En 1967, Yves Boisset tourne Coplan
sauve sa peau (alors intitulé Les Jardins du diable)
à Istanbul. Klaus Kinski arrive sur place pour
interpréter le rôle d'un sculpteur érotomane.
"J'avais imaginé que son personnage de sculpteur
avait installé son atelier dans un hammam de l'époque ottomane
pour y façonner des seins de femmes de deux mètres de diamètre
et des vagins d'un mètre cinquante de haut. Bien entendu, cet aménagement
un peu particulier avait enthousiasmé Kinski qui en découvrant
le décor eut une idée géniale. Il fallait qu'il joue nu.

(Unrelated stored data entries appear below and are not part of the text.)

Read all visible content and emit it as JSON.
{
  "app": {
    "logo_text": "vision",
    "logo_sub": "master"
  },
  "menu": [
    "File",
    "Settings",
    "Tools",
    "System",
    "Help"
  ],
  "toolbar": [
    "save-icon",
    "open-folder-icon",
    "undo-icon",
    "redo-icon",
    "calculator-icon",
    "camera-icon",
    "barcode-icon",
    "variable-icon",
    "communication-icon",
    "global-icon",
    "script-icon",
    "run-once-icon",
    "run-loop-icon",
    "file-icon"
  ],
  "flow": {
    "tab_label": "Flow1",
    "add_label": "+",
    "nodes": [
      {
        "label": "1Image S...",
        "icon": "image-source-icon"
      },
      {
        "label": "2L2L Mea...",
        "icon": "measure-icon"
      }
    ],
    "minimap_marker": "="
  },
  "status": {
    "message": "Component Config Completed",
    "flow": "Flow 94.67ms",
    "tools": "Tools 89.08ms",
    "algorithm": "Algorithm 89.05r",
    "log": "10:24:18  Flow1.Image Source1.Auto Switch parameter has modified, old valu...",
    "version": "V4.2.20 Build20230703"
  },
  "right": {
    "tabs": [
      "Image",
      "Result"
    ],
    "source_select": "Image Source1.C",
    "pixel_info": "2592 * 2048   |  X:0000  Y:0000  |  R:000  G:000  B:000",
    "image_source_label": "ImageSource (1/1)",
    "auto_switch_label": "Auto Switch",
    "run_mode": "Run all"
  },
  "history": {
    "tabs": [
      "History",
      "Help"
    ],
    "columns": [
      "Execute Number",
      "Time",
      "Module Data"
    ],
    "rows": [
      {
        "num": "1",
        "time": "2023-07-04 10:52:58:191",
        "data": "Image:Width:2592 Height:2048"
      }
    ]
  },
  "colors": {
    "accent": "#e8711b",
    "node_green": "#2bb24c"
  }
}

Mais pour Kinski, nu, cela voulait dire entièrement nu. Ce qui était
parfaitement impensable à l'époque dans un grand film public.

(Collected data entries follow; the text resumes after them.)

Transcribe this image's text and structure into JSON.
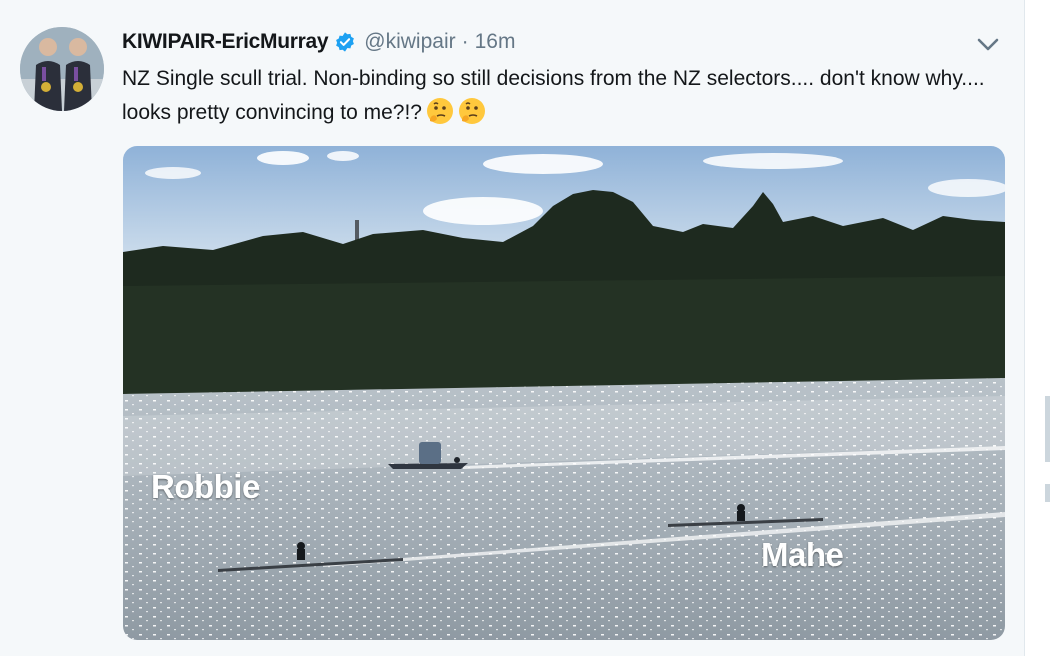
{
  "tweet": {
    "display_name": "KIWIPAIR-EricMurray",
    "verified_icon": "verified-badge-icon",
    "handle": "@kiwipair",
    "separator": "·",
    "time": "16m",
    "text": "NZ Single scull trial. Non-binding so still decisions from the NZ selectors.... don't know why.... looks pretty convincing to me?!?",
    "emoji": [
      "thinking-face-emoji",
      "thinking-face-emoji"
    ],
    "menu_icon": "chevron-down-icon"
  },
  "media": {
    "label_left": "Robbie",
    "label_right": "Mahe"
  },
  "colors": {
    "background": "#f5f8fa",
    "text": "#14171a",
    "secondary": "#657786",
    "verified": "#1da1f2"
  }
}
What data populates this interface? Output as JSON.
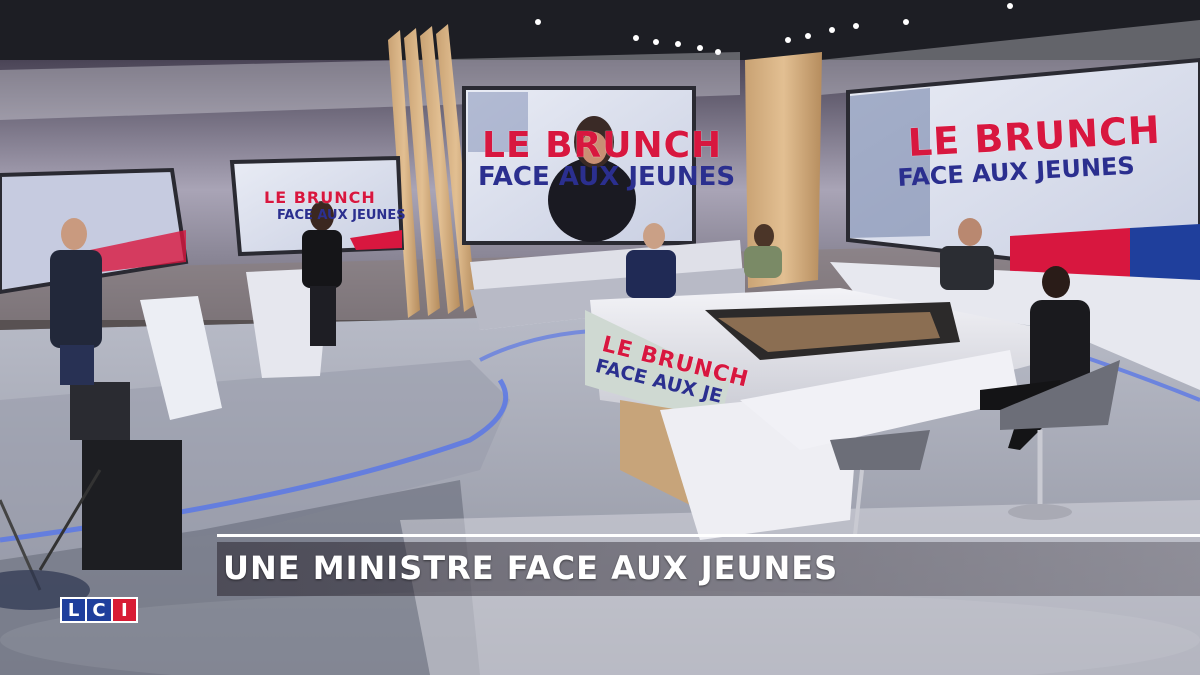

Klaus ne voulait pas en démordre.
- Pour jouer ce personnage extraordinaire, j'ai besoin d'une
liberté totale. Tu comprends bien que le moindre vêtement m'empêcherait
d'être complètement libre.
Je finis par trouver un arrangement. D'accord, il jouerait
nu, mais je m'arrangerai pour le cadrer au-dessus de la ceinture. Il n'en restait
pas moins que sur le tournage, il était nu. Informés de ces facéties
par leurs épouses, les maris des maquilleuses et des habilleuses turques
ont pris ombrage de cet exhibitionnisme et ont fait appel à la police.
Trois heures après le début des prises de vue, Klaus et moi étions
arrêtés pour outrage public à la pudeur et conduits sans
ménagement, menottés et entravés, à la prison principale
d'Istanbul. Il suffit de repenser à Midnight Express pour réaliser
que ce n'était pas une partie de plaisir.

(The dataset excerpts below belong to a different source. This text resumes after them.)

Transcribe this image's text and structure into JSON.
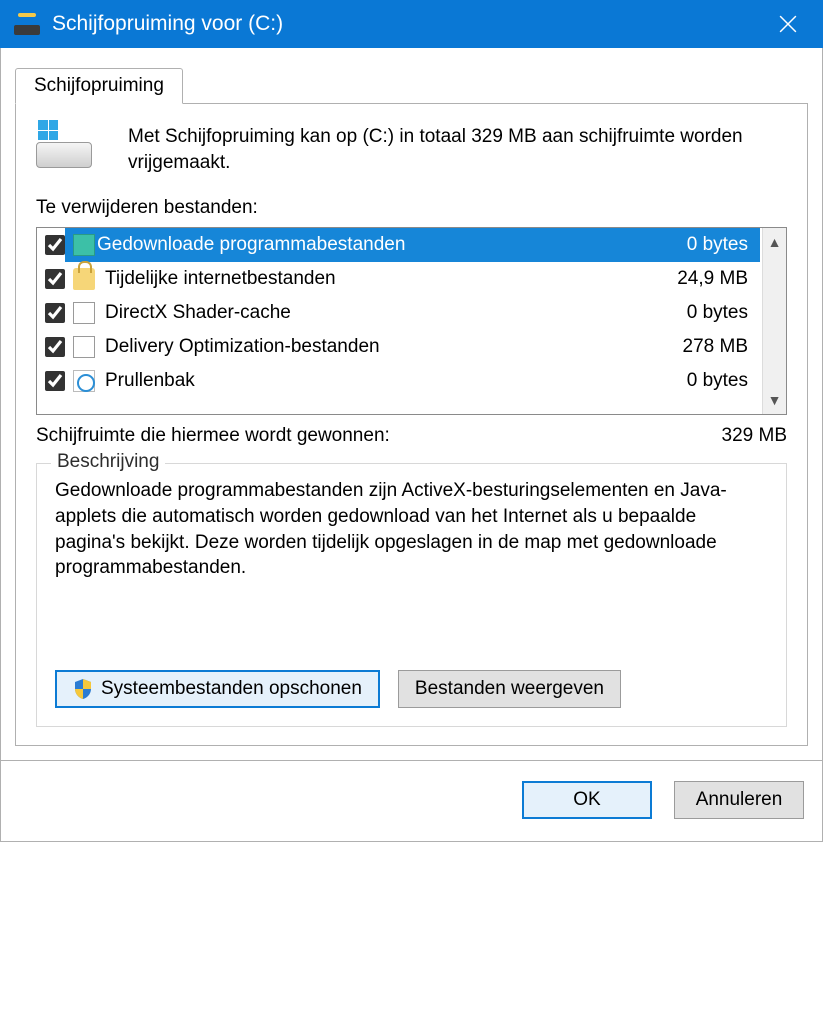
{
  "titlebar": {
    "title": "Schijfopruiming voor  (C:)"
  },
  "tab": {
    "label": "Schijfopruiming"
  },
  "intro": "Met Schijfopruiming kan op  (C:) in totaal 329 MB aan schijfruimte worden vrijgemaakt.",
  "files_label": "Te verwijderen bestanden:",
  "files": [
    {
      "checked": true,
      "icon": "folder",
      "name": "Gedownloade programmabestanden",
      "size": "0 bytes",
      "selected": true
    },
    {
      "checked": true,
      "icon": "lock",
      "name": "Tijdelijke internetbestanden",
      "size": "24,9 MB",
      "selected": false
    },
    {
      "checked": true,
      "icon": "file",
      "name": "DirectX Shader-cache",
      "size": "0 bytes",
      "selected": false
    },
    {
      "checked": true,
      "icon": "file",
      "name": "Delivery Optimization-bestanden",
      "size": "278 MB",
      "selected": false
    },
    {
      "checked": true,
      "icon": "recycle",
      "name": "Prullenbak",
      "size": "0 bytes",
      "selected": false
    }
  ],
  "total": {
    "label": "Schijfruimte die hiermee wordt gewonnen:",
    "value": "329 MB"
  },
  "description": {
    "legend": "Beschrijving",
    "text": "Gedownloade programmabestanden zijn ActiveX-besturingselementen en Java-applets die automatisch worden gedownload van het Internet als u bepaalde pagina's bekijkt. Deze worden tijdelijk opgeslagen in de map met gedownloade programmabestanden."
  },
  "buttons": {
    "clean_system": "Systeembestanden opschonen",
    "view_files": "Bestanden weergeven",
    "ok": "OK",
    "cancel": "Annuleren"
  }
}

Drapé dans une couverture, comme un sénateur
romain dans sa toge, Kinski était ravi. Il bramait avec des accents shakespeariens :
- C'est l'éternelle histoire de l'artiste opprimé
par la censure. Je suis comme Oscar Wilde dans sa prison.
Derrière les grilles qui nous séparaient d'eux,
les détenus turcs le regardaient avec un certain ahurissement, sans très
bien comprendre pourquoi il avait l'air au comble du bonheur. Il fallut plusieurs
heures à la production pour obtenir notre libération sous caution.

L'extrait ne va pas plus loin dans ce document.